La roquette est ainsi associée à Priape. Ce dernier est un dieu ithyphallique (qui a le pénis en érection), un dieu de la fertilité, protecteur des jardins et des troupeaux. Les Romains plaçaient souvent dans des jardins des statues en bois du dieu qui servaient notamment d’épouvantail ou de protection contre les voleurs. C’est un dieu à la sexualité exacerbée. Il est donc peu surprenant qu’une herbe aphrodisiaque lui soit associée. 

Image : Fresque de Priape, Maison des Vettii, Pompéi

Fresque de Priape, Maison des Vettii, Pompéi

La roquette est également mentionnée dans deux poèmes des Priapées[6] (ensemble de poèmes licencieux sur le dieu Priape) :

« Toi, fille, dont le teint n'est pas plus clair que celui d'un Maure, mais plus maladif que celui de tous les mignons, toi qui es plus courte que le Pygmée qu'effraye la grue, plus hirsute et plus poilue que les ours, plus large que les braies des Mèdes ou des Indiens, tu restes ici : tu ferais bien mieux de partir ailleurs ! En vérité, bien que je semble suffisamment équipé, j'ai besoin de dix bottes de roquette pour frotter les fosses de ton sexe et râper les vermisseaux grouillants de ton con. » (46)

« (…) Je ne crois pas que quiconque vienne pour mes gourdes pleines de graines, pour mon basilic ou pour mes concombres étalés sur le sol, ou pour voler mes laitues pommées, mes oignons piquants et mon ail, pas plus que pour emporter, de nuit, la roquette aphrodisiaque et la menthe odorante en même temps que la rue médicinale. Toutes ces choses-là, même si nous les avons dans note enclos, les jardins voisins ne les produisent pas moins, Pourtant vous les négligez, ignobles voleurs, et vous venez dans le jardin dont je m'occupe ! Aucun doute: vous vous précipitez tous vers un châtiment bien visible, et c'est précisément ce dont nous vous menaçons qui vous attire ! » (51, v. 17-28)

La roquette semble être semée à un endroit propice, les jardins où sont élevées des statues du dieu Priape. Il ne faut pas oublier que Priape symbolise également la fécondité du sol. On peut également supposer que l’on plaçait l’herbe aphrodisiaque auprès de Priape dans l’espoir que l’excitation sexuelle du dieu soit transmise à la plante. Les effets aphrodisiaques de la roquette semblent pouvoir être provoqué de différentes manière : soit par ingestion, soit par contact avec la peau (a priori du sexe), ce qui semble plus rare.

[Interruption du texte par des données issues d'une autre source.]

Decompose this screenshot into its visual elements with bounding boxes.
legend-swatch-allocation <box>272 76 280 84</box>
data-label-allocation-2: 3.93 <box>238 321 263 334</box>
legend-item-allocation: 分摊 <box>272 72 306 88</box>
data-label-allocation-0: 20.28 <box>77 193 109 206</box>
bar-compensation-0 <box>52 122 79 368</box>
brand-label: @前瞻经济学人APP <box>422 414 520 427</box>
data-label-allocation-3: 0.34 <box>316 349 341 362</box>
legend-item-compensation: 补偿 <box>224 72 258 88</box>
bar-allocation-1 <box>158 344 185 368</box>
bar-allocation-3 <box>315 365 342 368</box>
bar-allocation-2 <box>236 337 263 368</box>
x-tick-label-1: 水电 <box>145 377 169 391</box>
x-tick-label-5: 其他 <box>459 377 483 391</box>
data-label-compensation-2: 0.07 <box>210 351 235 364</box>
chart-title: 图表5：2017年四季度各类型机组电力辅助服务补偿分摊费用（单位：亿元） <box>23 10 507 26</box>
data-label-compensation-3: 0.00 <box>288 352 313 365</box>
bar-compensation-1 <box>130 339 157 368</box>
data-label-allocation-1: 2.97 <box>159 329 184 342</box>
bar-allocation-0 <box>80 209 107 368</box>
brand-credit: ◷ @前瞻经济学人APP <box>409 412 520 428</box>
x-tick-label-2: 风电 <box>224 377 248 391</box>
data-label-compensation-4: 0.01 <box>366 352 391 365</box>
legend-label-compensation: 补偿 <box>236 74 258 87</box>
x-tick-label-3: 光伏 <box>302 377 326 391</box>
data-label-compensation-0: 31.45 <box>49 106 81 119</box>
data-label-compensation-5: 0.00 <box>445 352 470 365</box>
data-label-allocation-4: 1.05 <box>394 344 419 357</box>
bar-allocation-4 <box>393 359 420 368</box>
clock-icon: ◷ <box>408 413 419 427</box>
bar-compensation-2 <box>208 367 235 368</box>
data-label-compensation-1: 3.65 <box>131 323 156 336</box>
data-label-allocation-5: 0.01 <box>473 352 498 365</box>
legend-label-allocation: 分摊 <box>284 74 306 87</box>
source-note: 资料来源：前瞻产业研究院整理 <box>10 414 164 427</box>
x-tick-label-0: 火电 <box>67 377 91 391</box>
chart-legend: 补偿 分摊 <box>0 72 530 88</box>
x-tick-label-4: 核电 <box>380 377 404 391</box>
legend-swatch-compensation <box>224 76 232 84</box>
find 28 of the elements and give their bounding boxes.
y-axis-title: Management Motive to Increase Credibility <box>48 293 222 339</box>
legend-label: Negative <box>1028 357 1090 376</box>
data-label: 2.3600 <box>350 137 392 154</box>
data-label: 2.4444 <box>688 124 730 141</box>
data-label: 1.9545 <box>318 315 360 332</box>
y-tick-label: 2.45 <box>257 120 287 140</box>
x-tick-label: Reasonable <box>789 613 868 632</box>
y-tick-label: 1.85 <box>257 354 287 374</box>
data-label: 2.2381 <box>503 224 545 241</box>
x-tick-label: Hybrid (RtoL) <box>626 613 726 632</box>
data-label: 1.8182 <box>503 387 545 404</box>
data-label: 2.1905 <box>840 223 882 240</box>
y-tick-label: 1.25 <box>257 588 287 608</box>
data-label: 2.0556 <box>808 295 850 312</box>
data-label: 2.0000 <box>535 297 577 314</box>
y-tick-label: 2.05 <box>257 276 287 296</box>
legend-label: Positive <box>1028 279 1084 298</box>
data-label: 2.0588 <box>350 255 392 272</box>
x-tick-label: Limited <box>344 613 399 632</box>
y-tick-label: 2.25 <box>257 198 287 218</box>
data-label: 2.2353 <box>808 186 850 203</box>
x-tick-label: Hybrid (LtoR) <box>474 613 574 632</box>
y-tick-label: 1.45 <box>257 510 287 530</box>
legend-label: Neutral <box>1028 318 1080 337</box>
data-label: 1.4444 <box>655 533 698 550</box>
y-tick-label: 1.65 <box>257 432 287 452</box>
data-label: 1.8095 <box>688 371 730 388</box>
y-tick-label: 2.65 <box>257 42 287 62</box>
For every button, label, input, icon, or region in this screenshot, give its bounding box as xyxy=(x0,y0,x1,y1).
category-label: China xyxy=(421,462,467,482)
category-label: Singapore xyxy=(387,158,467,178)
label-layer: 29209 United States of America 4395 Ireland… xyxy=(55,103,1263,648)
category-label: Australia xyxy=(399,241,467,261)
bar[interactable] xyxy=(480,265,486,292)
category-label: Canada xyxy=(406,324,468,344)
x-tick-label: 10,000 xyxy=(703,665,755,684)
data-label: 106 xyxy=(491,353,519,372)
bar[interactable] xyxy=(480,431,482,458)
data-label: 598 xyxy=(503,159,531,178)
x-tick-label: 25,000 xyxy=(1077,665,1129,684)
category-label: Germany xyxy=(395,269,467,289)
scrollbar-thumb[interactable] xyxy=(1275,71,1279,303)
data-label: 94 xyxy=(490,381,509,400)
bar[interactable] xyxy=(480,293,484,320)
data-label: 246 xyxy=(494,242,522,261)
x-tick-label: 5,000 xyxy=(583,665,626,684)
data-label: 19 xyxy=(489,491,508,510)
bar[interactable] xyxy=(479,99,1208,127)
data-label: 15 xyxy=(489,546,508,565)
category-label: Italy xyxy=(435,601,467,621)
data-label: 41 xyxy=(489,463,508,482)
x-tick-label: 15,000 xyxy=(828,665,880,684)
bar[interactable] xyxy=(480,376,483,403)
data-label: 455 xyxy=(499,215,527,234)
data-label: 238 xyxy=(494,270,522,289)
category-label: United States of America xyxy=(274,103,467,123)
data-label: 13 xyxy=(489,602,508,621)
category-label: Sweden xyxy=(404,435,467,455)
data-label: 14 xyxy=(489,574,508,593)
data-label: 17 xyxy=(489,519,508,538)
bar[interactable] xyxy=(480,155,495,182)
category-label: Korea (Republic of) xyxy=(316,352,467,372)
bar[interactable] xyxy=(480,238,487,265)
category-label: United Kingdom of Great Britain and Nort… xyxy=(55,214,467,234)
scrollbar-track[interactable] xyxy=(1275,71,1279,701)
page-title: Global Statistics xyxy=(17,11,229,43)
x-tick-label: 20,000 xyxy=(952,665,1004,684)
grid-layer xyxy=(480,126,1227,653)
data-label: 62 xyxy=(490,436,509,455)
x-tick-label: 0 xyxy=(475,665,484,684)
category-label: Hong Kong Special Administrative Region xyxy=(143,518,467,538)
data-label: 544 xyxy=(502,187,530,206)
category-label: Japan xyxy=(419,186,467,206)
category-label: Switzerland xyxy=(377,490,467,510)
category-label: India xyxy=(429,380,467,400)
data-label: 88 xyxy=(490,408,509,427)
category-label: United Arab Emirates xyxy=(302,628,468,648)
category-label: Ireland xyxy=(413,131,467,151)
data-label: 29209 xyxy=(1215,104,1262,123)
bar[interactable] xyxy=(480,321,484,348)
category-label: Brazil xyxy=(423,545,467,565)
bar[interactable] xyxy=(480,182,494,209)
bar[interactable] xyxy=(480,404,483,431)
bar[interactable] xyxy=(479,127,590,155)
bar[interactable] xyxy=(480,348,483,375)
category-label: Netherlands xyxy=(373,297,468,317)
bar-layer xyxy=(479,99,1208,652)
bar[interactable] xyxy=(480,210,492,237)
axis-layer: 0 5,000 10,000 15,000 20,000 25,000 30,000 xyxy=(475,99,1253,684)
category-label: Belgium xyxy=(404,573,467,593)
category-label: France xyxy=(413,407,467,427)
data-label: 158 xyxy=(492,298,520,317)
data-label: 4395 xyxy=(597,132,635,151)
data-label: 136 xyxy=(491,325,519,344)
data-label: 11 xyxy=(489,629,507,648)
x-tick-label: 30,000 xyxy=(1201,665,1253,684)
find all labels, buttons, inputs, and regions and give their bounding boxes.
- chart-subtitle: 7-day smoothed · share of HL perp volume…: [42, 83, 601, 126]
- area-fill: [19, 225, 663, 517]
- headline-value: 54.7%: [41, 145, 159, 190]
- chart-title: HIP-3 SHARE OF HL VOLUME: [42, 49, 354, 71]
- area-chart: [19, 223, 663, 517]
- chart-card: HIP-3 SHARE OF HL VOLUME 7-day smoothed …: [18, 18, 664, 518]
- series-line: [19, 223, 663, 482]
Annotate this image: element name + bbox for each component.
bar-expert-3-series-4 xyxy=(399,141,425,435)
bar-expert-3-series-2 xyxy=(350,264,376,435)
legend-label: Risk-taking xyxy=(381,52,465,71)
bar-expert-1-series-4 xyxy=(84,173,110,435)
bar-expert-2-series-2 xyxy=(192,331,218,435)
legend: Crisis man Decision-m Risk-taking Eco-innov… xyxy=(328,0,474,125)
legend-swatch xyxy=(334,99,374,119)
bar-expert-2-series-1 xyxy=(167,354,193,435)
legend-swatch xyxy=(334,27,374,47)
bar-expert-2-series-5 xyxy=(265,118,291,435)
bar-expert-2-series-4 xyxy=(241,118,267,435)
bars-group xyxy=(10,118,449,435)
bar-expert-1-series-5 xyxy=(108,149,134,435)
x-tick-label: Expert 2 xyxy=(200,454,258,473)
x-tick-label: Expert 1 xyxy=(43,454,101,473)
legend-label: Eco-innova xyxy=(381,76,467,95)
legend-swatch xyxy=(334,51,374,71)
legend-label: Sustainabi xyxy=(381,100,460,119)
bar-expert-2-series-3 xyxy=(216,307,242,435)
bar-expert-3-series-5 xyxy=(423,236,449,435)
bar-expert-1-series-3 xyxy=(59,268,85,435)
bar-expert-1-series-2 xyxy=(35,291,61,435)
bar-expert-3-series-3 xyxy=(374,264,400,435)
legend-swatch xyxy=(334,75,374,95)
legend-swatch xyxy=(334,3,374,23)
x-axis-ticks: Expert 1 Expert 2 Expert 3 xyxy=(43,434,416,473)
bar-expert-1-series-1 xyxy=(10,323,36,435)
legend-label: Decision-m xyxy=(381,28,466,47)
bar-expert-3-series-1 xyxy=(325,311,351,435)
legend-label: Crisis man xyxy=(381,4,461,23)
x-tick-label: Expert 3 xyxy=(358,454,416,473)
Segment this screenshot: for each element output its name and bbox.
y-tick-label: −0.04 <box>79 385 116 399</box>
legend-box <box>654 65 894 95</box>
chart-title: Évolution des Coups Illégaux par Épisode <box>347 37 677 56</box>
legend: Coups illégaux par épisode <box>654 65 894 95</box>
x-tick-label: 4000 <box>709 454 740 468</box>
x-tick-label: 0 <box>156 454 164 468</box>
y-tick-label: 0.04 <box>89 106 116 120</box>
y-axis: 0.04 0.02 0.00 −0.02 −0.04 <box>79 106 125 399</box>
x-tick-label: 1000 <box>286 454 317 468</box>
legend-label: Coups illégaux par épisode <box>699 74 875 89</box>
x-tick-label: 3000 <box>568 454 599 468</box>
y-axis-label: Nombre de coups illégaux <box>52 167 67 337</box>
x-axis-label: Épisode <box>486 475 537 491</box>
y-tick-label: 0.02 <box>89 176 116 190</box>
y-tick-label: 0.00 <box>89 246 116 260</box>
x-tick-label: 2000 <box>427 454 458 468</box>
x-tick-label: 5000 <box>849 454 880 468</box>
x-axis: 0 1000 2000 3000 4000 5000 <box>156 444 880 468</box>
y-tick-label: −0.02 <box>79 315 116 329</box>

La croyance que la roquette excite le désir sexuel a perduré au Moyen-Âge. Il était ainsi défendu aux moines de la cultiver et de la manger puisqu’elle prédisposerait au désir charnel. On a cependant continué de la consommer, et la roquette est aujourd’hui un indispensable de nos assiettes (notamment en salade). Et encore maintenant, il n’est pas rare d’entendre parler des pseudo-vertus aphrodisiaques de cette plante. Bien que ces effets restent à démontrer pourquoi ne pas tenter sa chance avant un rendez-vous ? Ou, pour les plus prudent, prévoir un peu de laitue pour l’accompagner. 


 


[1] Oribase, Collections médicales, II, 13, trad. Dr. Bussemaker et Daremberg, Imprimerie nationale, 1851-1876.
[2] Ovide, Art d’aimer, II, 432.
[3] Ovide, Les remèdes à l’amour, v. 795-797.
[4] Martial, Epigrammes, III, 75, éd. et trad. Sophie Malick-Prunier, Les Belles Lettres, 2021.
[5] Columelle, De l'Agriculture, X, 108, trad. Eugène De Saint-Denis, Les Belles Lettres, 1969.
[6] Priapées, éd. et trad. Louis Callebat), Les Belles Lettres, 2012.